I highly recommend cranking up 'Godwhacker' while driving. Becker's bassline and guitar solo kicks... I'm not big on dancing, but I'm ready when I hear this.
And I don't recall two Dan songs that have evoked more emotion within me than 'Things I Miss the Most' and the title tune, 'Everything Must Go' [EMG].
When I first learned of the Dan's choice of EMG as the title for this CD, it immediately conjured up a thought that this would be it: their last effort. If so, I will remain grateful for all they've created over the years.
Or maybe this is reading too much into it. Maybe EMG, the song, should simply be thought of as a great recording, reason enough to use it as the title of the CD. Please listen to Walt Weiskopf's beautiful saxophone work and the melodic phrasing of the lyrics.
But I remain suspicious. When I consider EMG's placement as the last track on the CD, and the lyrics themselves, I can't help but interpret this as a possible swan song. Will they also leave this as the last performance of the last encore during the EMG Tour? If so, I can only envision people exiting in tears. The thought of EMG as a swan song is truly sad, but, if true, has any artist ever bowed out with such high quality?
I was a bit put off at first by the more poppy cuts, 'The Last Mall' and 'Blues Beach,' but now find them lighthearted and enjoyable. Of course, apocalyptic and fatalistic images don't hurt the songs' credibility as honest works of the Dan.

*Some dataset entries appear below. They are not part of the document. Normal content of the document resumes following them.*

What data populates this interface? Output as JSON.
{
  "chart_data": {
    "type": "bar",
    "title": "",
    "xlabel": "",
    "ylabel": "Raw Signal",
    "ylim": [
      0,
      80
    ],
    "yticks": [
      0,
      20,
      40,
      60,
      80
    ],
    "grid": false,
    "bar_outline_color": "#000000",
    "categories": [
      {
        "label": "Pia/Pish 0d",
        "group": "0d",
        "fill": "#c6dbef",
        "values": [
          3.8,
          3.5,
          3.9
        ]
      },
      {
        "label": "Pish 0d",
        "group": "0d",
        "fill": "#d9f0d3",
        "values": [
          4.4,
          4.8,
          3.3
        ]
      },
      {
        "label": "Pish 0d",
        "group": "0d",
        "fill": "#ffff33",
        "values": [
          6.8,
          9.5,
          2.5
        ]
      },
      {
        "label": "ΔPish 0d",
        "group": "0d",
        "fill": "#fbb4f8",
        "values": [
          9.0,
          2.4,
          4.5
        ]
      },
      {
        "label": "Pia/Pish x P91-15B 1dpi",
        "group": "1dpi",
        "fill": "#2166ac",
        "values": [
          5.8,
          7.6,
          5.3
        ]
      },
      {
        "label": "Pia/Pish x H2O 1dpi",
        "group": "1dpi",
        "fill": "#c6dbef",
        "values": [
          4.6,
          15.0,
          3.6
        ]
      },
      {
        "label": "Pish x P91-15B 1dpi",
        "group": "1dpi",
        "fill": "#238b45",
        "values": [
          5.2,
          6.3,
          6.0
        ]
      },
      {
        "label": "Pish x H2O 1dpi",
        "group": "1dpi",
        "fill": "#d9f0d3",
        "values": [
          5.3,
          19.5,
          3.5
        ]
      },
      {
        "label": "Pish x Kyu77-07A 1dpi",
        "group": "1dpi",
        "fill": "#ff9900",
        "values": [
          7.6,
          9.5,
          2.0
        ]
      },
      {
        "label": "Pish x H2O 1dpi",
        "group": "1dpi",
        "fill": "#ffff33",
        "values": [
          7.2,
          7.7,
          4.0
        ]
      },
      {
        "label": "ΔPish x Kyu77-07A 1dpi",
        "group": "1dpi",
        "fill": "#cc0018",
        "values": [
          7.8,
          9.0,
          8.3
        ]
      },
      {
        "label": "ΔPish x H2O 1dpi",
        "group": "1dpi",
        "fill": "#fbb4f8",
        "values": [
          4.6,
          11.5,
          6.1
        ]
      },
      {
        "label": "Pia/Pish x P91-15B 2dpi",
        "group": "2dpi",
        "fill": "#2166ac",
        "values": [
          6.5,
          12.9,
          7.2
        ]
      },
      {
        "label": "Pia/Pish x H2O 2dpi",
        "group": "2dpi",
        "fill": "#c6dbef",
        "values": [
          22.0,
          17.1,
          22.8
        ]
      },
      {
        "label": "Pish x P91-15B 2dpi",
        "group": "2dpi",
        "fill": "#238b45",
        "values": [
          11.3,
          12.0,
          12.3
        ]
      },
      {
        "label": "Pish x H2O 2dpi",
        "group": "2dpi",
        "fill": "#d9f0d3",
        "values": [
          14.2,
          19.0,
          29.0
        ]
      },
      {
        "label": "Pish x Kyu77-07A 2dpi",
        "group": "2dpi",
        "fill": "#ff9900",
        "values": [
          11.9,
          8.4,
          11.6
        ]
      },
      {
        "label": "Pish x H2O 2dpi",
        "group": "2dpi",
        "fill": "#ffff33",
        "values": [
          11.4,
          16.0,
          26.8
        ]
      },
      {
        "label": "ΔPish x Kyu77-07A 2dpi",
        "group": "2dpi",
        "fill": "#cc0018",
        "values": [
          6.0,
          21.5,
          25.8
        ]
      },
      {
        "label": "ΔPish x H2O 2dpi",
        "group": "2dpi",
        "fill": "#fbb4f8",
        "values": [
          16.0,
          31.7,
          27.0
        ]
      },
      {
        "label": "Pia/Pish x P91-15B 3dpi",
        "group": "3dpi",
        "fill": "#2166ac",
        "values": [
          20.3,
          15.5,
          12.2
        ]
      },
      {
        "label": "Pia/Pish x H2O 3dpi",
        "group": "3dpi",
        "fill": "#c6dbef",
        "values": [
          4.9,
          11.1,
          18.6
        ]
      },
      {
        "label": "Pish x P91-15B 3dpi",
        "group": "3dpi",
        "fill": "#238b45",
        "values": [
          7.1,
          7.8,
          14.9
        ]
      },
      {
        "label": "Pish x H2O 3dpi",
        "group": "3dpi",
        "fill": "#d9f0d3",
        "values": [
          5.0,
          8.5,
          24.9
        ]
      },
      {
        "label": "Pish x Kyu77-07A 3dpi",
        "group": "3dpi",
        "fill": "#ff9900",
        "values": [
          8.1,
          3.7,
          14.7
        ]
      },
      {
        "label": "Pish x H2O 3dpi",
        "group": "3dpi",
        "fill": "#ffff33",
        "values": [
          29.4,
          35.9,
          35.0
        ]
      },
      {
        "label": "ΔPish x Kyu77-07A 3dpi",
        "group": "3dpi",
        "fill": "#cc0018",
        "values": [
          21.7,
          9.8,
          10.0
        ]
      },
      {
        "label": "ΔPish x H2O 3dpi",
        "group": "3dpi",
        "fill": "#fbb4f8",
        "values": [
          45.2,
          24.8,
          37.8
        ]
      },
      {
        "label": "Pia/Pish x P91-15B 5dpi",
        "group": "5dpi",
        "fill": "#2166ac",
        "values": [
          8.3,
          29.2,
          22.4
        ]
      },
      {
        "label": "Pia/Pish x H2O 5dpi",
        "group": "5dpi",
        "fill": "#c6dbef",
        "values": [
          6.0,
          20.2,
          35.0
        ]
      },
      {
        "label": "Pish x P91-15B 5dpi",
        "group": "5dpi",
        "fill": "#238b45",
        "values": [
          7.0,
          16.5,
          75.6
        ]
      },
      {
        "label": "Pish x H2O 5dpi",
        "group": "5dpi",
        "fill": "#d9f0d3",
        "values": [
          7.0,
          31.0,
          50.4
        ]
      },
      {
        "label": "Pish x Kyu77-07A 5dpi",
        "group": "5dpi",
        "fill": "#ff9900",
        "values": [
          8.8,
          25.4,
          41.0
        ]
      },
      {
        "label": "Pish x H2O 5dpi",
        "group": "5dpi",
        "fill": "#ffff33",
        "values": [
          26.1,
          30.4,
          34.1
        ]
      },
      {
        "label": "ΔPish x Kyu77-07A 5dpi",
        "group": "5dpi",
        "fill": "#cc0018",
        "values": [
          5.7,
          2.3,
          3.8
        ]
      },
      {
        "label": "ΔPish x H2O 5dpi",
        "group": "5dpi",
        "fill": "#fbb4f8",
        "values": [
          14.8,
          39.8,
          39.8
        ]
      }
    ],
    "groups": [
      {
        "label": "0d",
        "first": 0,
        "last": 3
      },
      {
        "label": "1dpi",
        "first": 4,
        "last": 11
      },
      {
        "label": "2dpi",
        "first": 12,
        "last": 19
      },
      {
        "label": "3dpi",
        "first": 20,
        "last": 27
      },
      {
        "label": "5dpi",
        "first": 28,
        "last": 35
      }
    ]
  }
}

At age 48, I'm a beginner pianist and will be performing 'Here at the Western World' in front of approximately 100 people at this summer's annual recital of my teacher's students. It's a respectable rendition, I suppose, especially when considering my limited background. I'm just hoping the song itself will catch someone's ear in the audience. I know my teacher, a 50ish Berklee grad, enjoys it. Last week she was looking at the lyrics while I was playing, and asked, "What's this 'lay down your Jackson' mean?"